どの巻にも、必ず柚子の敵となる者が現れ、その度に玲夜や周りの助けで危機を乗り越えて敵対者にはキツい結末が待っています。
玲夜はあやかしの頂点である鬼の一族。
しかも現当主の息子で次の当主となることが決まっています。
もうね、王子様と鬼当主の違いがあるだけでシンデレラと同じ構図です。
(次期当主だから王子様ともいえますね)
そして必ず勧善懲悪。
多くの人が好むストーリー展開のツボを心得ていますね、作者さん。
1巻目は柚子の両親と妹が敵対者ですが、それ以降は毎回敵対者たちが謎めいていて「いったいコイツにはどんな秘密が?」と興味を惹くので、どの巻も没頭して読めます。

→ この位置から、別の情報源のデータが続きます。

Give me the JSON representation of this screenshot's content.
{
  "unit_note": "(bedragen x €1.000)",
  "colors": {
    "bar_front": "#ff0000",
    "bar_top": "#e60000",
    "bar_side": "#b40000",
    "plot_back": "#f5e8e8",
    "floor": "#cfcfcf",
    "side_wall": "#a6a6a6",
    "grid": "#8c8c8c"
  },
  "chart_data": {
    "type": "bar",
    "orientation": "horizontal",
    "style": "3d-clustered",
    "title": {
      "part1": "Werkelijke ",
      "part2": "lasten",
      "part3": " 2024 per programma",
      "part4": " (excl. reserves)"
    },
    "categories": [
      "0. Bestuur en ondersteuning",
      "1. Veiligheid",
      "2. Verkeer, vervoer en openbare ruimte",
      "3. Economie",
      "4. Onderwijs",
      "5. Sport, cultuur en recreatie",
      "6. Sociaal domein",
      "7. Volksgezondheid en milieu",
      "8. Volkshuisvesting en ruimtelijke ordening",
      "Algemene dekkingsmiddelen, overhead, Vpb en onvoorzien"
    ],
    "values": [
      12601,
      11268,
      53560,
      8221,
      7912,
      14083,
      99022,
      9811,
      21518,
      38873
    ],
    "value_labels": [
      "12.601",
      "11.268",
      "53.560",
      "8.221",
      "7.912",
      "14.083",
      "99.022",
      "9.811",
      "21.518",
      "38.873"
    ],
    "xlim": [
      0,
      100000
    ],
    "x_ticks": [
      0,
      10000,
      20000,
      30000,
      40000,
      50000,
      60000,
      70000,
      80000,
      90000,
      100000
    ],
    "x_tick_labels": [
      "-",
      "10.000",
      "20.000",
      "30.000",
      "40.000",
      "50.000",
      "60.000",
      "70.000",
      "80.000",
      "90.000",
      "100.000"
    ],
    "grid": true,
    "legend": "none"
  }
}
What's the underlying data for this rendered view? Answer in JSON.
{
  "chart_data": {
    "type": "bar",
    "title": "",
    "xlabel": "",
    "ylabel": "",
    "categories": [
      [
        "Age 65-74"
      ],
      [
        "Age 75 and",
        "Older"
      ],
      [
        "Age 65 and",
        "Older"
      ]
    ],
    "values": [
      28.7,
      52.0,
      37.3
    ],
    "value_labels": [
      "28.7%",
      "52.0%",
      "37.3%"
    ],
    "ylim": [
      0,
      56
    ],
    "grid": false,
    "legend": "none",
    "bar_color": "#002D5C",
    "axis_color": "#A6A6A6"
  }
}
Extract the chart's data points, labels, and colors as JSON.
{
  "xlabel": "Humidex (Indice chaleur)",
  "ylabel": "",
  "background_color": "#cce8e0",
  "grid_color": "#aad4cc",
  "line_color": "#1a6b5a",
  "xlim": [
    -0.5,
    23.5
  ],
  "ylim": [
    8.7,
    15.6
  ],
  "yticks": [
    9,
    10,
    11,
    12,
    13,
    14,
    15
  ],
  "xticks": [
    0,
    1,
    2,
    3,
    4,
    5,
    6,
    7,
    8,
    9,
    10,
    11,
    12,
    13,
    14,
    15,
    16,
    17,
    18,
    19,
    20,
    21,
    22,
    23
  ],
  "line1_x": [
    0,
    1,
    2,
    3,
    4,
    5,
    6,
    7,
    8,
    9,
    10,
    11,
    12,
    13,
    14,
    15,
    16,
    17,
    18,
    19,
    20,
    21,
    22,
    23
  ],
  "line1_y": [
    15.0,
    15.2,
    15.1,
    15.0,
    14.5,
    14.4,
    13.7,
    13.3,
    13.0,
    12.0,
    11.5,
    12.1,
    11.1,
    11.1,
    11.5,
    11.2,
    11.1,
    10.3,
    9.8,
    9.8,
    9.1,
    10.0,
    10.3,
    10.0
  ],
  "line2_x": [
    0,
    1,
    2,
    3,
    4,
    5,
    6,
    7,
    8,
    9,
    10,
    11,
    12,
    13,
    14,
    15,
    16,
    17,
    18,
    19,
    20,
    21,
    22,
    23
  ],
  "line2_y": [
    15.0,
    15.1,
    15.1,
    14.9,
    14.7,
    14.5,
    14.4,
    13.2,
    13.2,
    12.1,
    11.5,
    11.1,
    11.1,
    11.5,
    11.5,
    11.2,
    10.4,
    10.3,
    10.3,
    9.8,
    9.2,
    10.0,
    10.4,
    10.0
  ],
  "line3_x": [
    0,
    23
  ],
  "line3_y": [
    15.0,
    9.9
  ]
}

文章もくだけているので、そのへんもサクサク読み進められる要素になっていますね。
誤字脱字の多さは気になりましたが… (人のこと言えないけど)
特に3巻で玲夜のお父さんが玲夜に最初の花嫁の話をしたときのセリフが
「鬼の伴侶となった最初の花嫁は兄との間にひとりの男児を産んだ」
!?
えっ、花嫁、夫の兄と浮気してたの!?
仲睦まじいとか言ってて、不倫ーーー?
と軽く脳内パニックになりましたが、その後、兄なんて描写まったく出てきてないので間違いだったようで…あぁ、びっくりした。
せめてここだけは直してほしかった。
でないと最初の花嫁さん、ビッチのまんまだよー (;´Д`)
サイト側の方で校正とかやってないのかな、と出版社とネットサイトの違いを感じてしまいました。
たぶん書籍版では直されていると思いますけどね…
※追記・久々に3巻読み返したら「兄」→「鬼」に直ってました。
やっぱここは気になっていた方が多かったのでしょうね (;´∀`)かなりデカいミスだから…
しかし、キャラクターの造形も上手くて、柚子の敵も味方も人物像がハッキリしていてわかりやすいです。
味方側のどのキャラにも好感が持てるし、敵側は本当に憎々しい。
1巻の敵・花梨と瑶太がその後反省したような記述がありましたが (瑶太は3巻で再登場、花梨は登場はしないけど5巻で言及されています) 矯正の余地があったことが信じられませんでした (;^ω^)
ちなみに再会した瑶太を柚子は「精神的に成長したな」と思うのですが、いやいやいや……
1巻で「花梨にはよく言い聞かせておいた」はずなのに花梨は結局柚子を攻撃 → 取り返しのつかないことに。
3巻でも従姉妹の菖蒲とかいう女に「よく言っておくから」と言っといて結局菖蒲も柚子を攻撃。
まったく同じ失敗を繰り返していて、全然成長の兆しを感じませんでしたが…
どんだけ人を説得する能力に欠けてるんだよ、としか。
この学ばないヘタレを「成長した」と感心する柚子さん甘いです ( ̄▽ ̄)
こんな感じで感情移入できるくらいキャラが魅力的に書けていて、そこへ抜群のストーリー構成力が重なるので、どの巻も全部面白かったです。
もう結婚までいったから続きが出るか分かりませんが、たぶんこれまで同様クオリティの高いものになると思いますので、楽しみにしています。